The contractor added: “Due to the situation with Covid-19, finding a new job in the next months will be incredibly difficult, and these [big] companies are using this dramatic situation to impose their will, openly going against the government”.
'We will not be furloughed'
Meanwhile, a third Lloyds contractor hinted the rate coverage being extended to three weeks was helpful, but only because newly enrolled umbrella workers like him may get little else.
“Given that we all switched to umbrella on March 1st, we will not be furloughed from the umbrella companies as it [the CJRS] applies only to work started on or before February 28.”
The ContractorUK reader added: “My accountant says we can furlough [ourselves] as limited companies, but I’m waiting for more details. It's all still very much up in the air.”
'Tech contractors better-placed'
According to one veteran recruiter, any coronavirus-related cash or support that contractors can pin down during the UK-wide shutdown is a bonus to their already enviable situation.
Asked what his agency’s clients were doing to help candidates in response to covid-19, the agency boss said: “Out of all those we place, tech contractors are better placed than most.
“They are better placed than other types of workers, and better placed than those in other sectors, given their greater propensity and ease at seamlessly working from home.

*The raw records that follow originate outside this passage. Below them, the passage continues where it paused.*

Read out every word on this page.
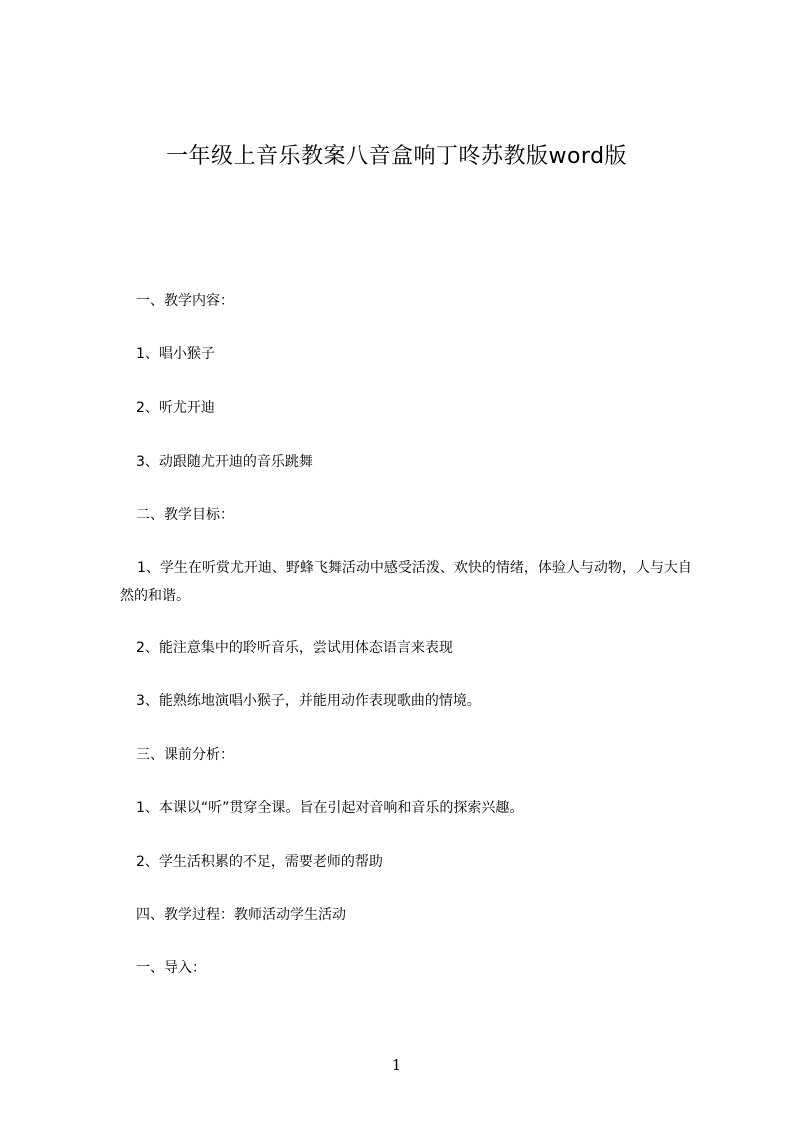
一年级上音乐教案八音盒响丁咚苏教版word版
一、教学内容：
1、唱小猴子
2、听尤开迪
3、动跟随尤开迪的音乐跳舞
二、教学目标：
1、学生在听赏尤开迪、野蜂飞舞活动中感受活泼、欢快的情绪，体验人与动物，人与大自然的和谐。
2、能注意集中的聆听音乐，尝试用体态语言来表现
3、能熟练地演唱小猴子，并能用动作表现歌曲的情境。
三、课前分析：
1、本课以“听”贯穿全课。旨在引起对音响和音乐的探索兴趣。
2、学生活积累的不足，需要老师的帮助
四、教学过程：教师活动学生活动
一、导入：
1
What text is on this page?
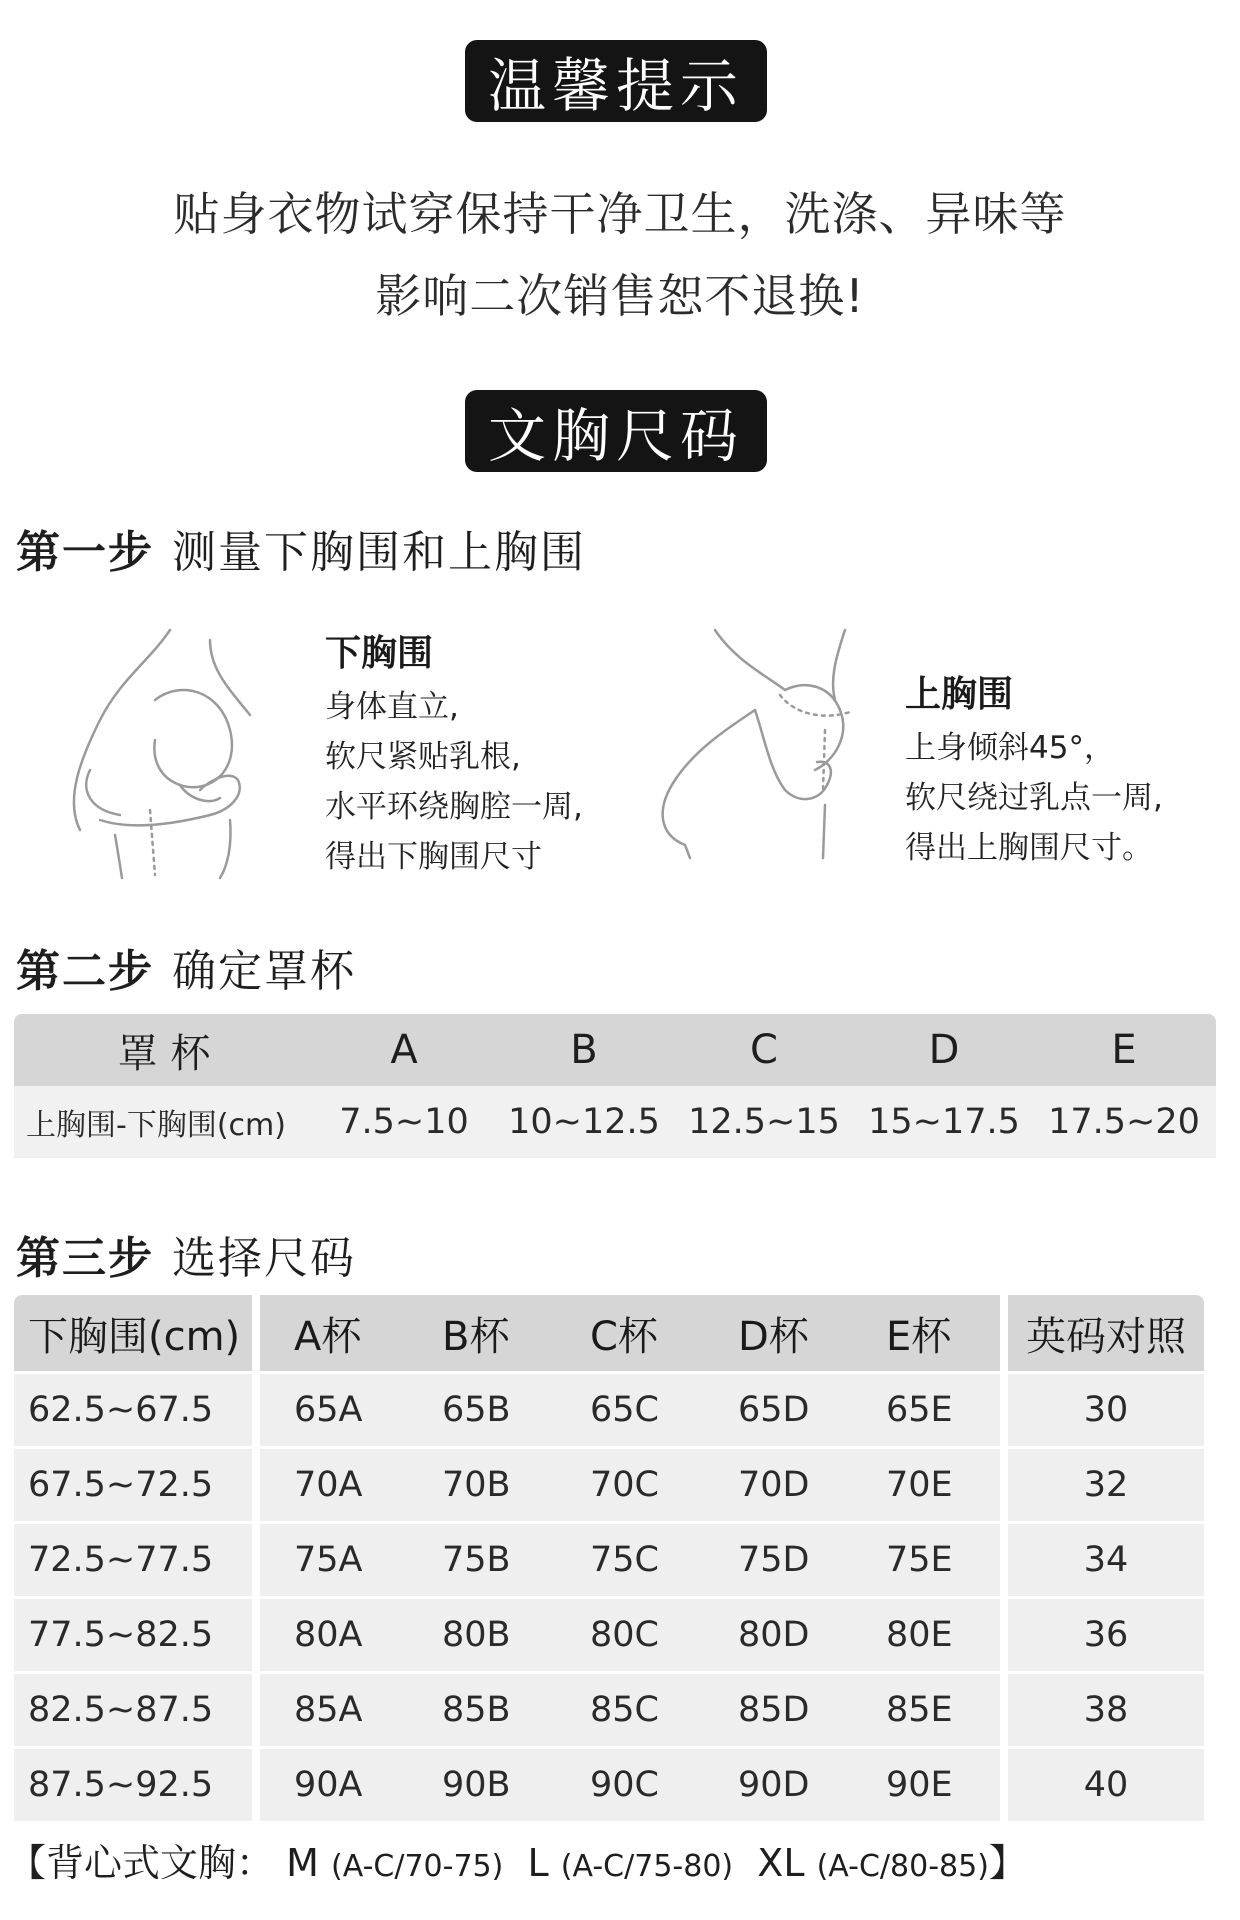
温馨提示
贴身衣物试穿保持干净卫生，洗涤、异味等
影响二次销售恕不退换!
文胸尺码
第一步 测量下胸围和上胸围
下胸围
身体直立,
软尺紧贴乳根,
水平环绕胸腔一周,
得出下胸围尺寸
上胸围
上身倾斜45°，
软尺绕过乳点一周,
得出上胸围尺寸。
第二步 确定罩杯
罩 杯	A	B	C	D	E
上胸围-下胸围(cm)	7.5~10	10~12.5 12.5~15 15~17.5 17.5~20
第三步 选择尺码
下胸围(cm)	A杯	B杯	C杯	D杯	E杯	英码对照
62.5~67.5	65A	65B	65C	65D	65E	30
67.5~72.5	70A	70B	70C	70D	70E	32
72.5~77.5	75A	75B	75C	75D	75E	34
77.5~82.5	80A	80B	80C	80D	80E	36
82.5~87.5	85A	85B	85C	85D	85E	38
87.5~92.5	90A	90B	90C	90D	90E	40
【背心式文胸： M (A-C/70-75) L (A-C/75-80) XL (A-C/80-85)】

'Lockdown is the sole reason reform got delayed'
But to accountant Carolyn Walsh, that almost sums up the government’s way of thinking.
“It now seems that IR35 reform was only delayed because it was known that the country was about to go into lockdown.
“It is expected – by officialdom at least, that contractors won’t need much support as they can use money built up in the company to fund themselves, even if sick or not working.”
'Barclays are rate tripling'
Despite the expectation (which Walsh believes is unfair), Barclays has quietly agreed to pay contractors who work on its frontline, customer-facing operations at three times their contracted rates.
But the bank declined to be drawn on reports that all Barclays staff reduction programmes are being paused; that no new contractor terminations will be made and that any recently terminated contractors can be furloughed with 80% pay reimbursements until June, other than to suggest that all the reports were inaccurate.